In terms of the Regulations, employers are now required to inform workers of the essential aspects of the employment relationship which shall, as set out under Article 5 of the Regulations, include at least the following:  (i) the name, registration number and registered place of business of the employer and a legally valid identification document number, gender, and address of the employee and the place of work; (ii) the place of work and, in the case that there is no fixed or main place of work, the principle that the worker is employed at various places or is free to determine his/her place of work, and the registered place of business of the employer; (iii) the title,  grade,  nature  or  category  of  work  for which the worker is employed; (iv) a brief specification or description of the work; (v) the date of commencement of the employment relationship; (vi) in  the  case  of  a  fixed-term  employment relationship, the end date or the expected duration thereof; (vii) in the  case  of  temporary  agency  workers,  theidentity of the user undertakings, when and as soon as known; (viii) the duration and conditions  of the probationary period; (ix) the training entitlement provided by the employer, if any; (x) the amount of paid leave to which the worker is entitled; (xi) theprocedure to be observed by the employer and the worker where their employment relationship is terminated, including the formal requirements and relative notice periods.

Most of the information outlined above must be provided to the worker by no later than 1 week from the relative employee’s first working day, whilst certain aspects of the employment relationship may be communicated to the employer at a later stage, which shall in no case exceed the period of 1 month from the employee’s first working day, as set out under Article 6 of the Regulations.

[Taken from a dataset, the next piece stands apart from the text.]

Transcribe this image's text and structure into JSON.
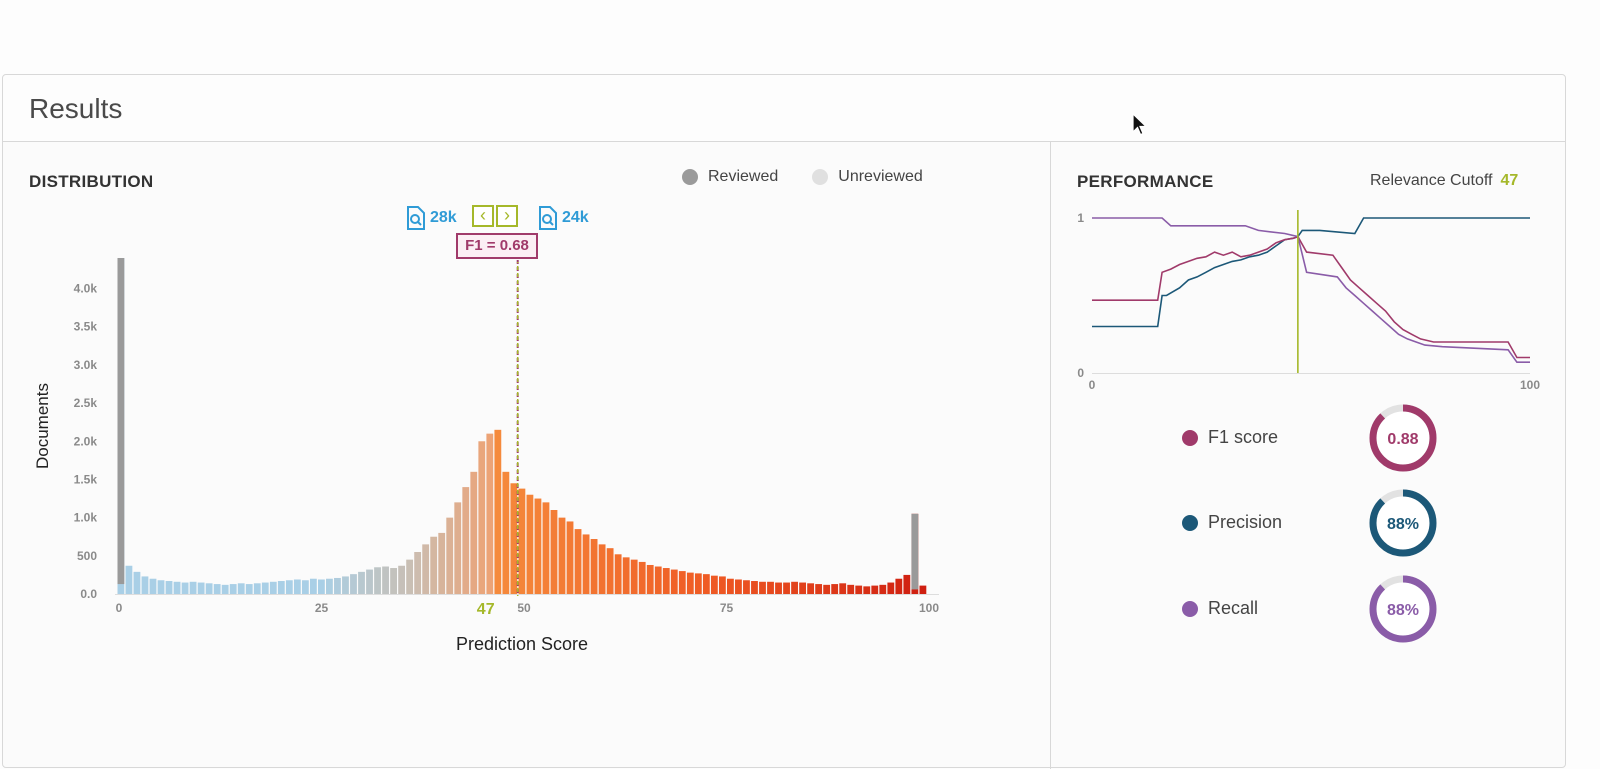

Prohibition of zero-hour contracts 

Additionally, pursuant to Article 11 of the Regulations, zero-hour contracts, commonly referred to as ‘part-time casual’ contracts, which refer to contracts of employment or other work arrangements under which a worker is required to be available for work as and when needed by the employer, and where the employer promises payment on the basis of hours so worked without guaranteeing a minimum number of hours to the worker, are now prohibited, save for the limited exceptions outlined in said Article. 

Workers’ right to parallel employment

The Regulations also set out the principle that employers may not prohibit workers from taking up employment with other employers outside the work schedule established with that employer, nor may employers subject workers to adverse treatment for doing so. The Regulations do, however, contemplate an exception to said principle, wherein it is provided that employers may indeed prohibit workers from taking up employment with other employers on the basis of objective grounds, such as (i) health and safety, (ii) the protection of business confidentiality, (iii) the integrity of the public service, or (iv) the avoidance of conflicts of interest.

Certain requirements in terms of the information to be provided to outworkers, and to workers required to work in a country other than Malta for a period exceeding 4 consecutive weeks, are also set out in the Regulations. 

It is imperative for employers to ensure that all individuals hired after 1st August 2022 are provided with the information set out in the Regulations. Non-compliance with the Regulations shall be deemed to be an offence and persons found to be contravening any such provisions shall be liable, on conviction, to a fine of not less than €450.